Tussen 1886 en 1890 ontstaan schilderijen van een verbluffende gevoeligheid en ontroerende intimiteit: 'Jonge meisjes bij hun toilet' (1886), 'Karnaval op het strand' (1887), 'Geraamten die zich warmen', 'Atelierbenogdigdheden' en 'Stilleven met vruchten' (oorspronkelijk met papegaai, 'vreemde' vogel die hij overschilderde!), - alle uit 1889 - en in 1890 zou zijn 'Zelfportret vóór de schildersezel' zijn ontstaan. Ik vermoed eerder in 1889.

Is het portret in buste, op levensgroot formaat, 'Ensor met bebloemde hoed' zijn beroemdste zelfportret, het 'Zelfportret vóór de schildersezel' is verreweg het meest poëtische - een parel, een feilloos kleingedicht - waarin de Ensoriaanse psyche zich in de meest subtiele geschakeerdheid openbaart. En het is tegelijk onthutsend door zijn eenvoud. Zonder spoor van masker of vermomming, van doodskop of verhitte verbeelding.
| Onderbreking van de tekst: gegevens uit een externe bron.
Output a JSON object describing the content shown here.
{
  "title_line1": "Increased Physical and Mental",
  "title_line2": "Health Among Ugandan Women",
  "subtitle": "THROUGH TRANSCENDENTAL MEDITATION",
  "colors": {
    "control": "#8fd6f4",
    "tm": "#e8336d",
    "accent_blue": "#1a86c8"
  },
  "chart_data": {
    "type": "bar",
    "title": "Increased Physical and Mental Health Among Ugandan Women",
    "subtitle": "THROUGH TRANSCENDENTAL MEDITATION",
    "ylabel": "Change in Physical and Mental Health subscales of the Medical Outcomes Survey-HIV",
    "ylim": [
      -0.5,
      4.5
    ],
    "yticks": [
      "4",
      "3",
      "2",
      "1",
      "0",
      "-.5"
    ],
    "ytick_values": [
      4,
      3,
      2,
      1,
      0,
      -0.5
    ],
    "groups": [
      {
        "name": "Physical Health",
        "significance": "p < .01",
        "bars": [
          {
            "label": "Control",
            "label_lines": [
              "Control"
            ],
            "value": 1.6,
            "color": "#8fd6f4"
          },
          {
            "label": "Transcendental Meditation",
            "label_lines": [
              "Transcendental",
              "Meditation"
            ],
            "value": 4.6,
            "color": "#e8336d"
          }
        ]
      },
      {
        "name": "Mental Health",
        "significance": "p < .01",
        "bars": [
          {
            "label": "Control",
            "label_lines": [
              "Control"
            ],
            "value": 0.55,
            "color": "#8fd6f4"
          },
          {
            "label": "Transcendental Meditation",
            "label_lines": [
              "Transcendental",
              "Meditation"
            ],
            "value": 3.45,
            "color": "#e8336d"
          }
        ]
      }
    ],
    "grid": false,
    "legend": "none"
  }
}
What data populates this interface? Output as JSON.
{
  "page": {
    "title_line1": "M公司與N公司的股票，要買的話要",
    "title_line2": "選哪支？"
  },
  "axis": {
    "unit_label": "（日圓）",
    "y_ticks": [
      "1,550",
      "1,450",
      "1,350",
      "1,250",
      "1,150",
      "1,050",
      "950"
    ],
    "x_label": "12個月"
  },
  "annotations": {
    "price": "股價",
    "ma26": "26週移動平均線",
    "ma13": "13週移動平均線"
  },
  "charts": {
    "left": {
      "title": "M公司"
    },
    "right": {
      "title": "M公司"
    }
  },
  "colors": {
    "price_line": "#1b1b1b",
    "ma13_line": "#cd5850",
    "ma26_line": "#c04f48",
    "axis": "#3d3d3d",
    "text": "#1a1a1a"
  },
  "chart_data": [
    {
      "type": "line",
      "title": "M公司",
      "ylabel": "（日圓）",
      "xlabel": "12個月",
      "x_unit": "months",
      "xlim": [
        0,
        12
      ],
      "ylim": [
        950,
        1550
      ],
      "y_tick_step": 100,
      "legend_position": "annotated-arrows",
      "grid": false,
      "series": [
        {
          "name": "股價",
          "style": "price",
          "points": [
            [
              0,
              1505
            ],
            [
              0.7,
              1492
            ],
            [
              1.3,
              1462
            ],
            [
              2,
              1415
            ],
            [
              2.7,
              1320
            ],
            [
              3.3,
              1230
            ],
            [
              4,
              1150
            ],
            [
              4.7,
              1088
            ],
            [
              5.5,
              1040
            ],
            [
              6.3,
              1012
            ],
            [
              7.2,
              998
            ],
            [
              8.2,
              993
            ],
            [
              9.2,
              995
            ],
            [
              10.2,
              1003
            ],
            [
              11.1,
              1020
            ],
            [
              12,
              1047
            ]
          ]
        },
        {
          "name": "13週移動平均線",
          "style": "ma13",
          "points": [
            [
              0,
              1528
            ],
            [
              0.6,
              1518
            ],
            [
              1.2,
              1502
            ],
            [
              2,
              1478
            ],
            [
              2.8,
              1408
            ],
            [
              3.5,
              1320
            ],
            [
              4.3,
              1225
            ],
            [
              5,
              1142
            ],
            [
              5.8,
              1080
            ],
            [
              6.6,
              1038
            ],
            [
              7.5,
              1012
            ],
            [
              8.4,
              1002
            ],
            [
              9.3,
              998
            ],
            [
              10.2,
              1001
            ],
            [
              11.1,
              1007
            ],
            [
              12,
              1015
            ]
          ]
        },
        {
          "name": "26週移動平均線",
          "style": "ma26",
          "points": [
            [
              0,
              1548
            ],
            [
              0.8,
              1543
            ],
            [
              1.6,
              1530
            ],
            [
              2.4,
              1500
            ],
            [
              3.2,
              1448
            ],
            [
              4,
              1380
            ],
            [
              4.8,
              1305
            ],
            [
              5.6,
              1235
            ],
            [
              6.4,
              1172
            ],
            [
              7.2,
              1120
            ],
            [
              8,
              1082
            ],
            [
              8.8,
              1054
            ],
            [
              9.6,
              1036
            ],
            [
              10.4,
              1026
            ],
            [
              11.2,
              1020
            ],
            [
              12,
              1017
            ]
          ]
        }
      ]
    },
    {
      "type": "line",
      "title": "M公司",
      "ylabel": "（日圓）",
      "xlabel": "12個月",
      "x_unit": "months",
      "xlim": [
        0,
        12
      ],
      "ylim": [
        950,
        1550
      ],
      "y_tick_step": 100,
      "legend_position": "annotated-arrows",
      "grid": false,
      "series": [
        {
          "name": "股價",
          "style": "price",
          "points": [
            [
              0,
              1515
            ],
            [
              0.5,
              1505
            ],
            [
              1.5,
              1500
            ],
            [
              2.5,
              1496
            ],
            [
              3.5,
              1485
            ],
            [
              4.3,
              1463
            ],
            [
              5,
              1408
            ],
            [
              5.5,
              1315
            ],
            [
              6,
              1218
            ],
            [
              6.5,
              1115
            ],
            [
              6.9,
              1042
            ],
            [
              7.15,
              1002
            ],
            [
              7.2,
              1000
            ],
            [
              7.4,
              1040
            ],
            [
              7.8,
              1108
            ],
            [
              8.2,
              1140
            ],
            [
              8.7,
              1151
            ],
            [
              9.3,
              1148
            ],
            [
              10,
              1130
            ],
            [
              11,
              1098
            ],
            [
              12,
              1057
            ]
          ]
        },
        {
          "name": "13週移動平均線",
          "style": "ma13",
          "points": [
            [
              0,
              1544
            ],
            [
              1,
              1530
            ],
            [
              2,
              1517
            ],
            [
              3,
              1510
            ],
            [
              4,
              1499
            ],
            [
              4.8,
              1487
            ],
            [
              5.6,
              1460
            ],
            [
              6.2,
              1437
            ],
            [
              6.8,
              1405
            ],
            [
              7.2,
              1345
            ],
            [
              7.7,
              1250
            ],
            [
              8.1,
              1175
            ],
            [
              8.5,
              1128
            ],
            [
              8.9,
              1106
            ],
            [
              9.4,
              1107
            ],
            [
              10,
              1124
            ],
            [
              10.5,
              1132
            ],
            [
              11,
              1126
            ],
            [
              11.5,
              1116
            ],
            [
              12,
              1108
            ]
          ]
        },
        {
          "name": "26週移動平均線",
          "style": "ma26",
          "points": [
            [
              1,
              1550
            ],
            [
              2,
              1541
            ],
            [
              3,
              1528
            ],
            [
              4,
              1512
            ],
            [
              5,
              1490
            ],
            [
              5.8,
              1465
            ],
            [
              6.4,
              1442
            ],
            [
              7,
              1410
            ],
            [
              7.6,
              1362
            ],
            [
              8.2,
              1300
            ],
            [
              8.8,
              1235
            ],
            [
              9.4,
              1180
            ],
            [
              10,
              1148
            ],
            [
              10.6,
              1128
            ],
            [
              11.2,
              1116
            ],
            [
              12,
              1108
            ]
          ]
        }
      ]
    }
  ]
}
James Ensor,  Ensor vóór zijn schildersezel

James Ensor, Ensor vóór zijn schildersezel, Olieverf op doek, 60 x 42 cm, gesigneerd onder links : Ensor, Koninklijk Museum voor Schone Kunsten, Antwerpen

Het schilderij is eerder klein en doet nog kleiner aan door die figuur te voeten uit gegeven, gezeten op een vouwstoel, vóór zijn schildersezel, waarop een schilderij prijkt (Christus, door lichtende stralenkrans omgeven?). Het lijkt kostbaar als een Vlaams primitief. Is Ensors blik hier onrustwekkend-trillend en in zichzelf gekeerd en klopt in het geraffineerd zwart van zijn jas de angst van zijn hart hoorbaar door, toch is een stralend gevoel van welbehagen, van fier en aristocratisch zelfbewustzijn de dominante. Deze dandy is verrast en opgetogen om zijn eigen schoonheid, die hem wordt geopenbaard door de spiegel waarvoor hij model zit: hij ziet zich in een schemerend-lichtende sfeer. De plankenvloer van zijn atelier snijdt hij op de voorgrond bruusk af door een donkere, horizontale kleurstrook: waardoor hij als 't ware op een schouwtoneel ten toon zit! En alles aan hem is verfijnd: zijn blik, de snit van zijn gezicht, zijn haardos, zijn snor, zijn baard, de snit van zijn jas, zijn gele pantalon, de veerkracht van zijn benen, zijn fonkelend palet, en dan zijn krachtige, mannelijke, zenuwige hand, die de schildersstok - geen penseel! - hanteert, de wichelroede van de tovenaar Ensor, die weet dat hij wonderen verrichten kan!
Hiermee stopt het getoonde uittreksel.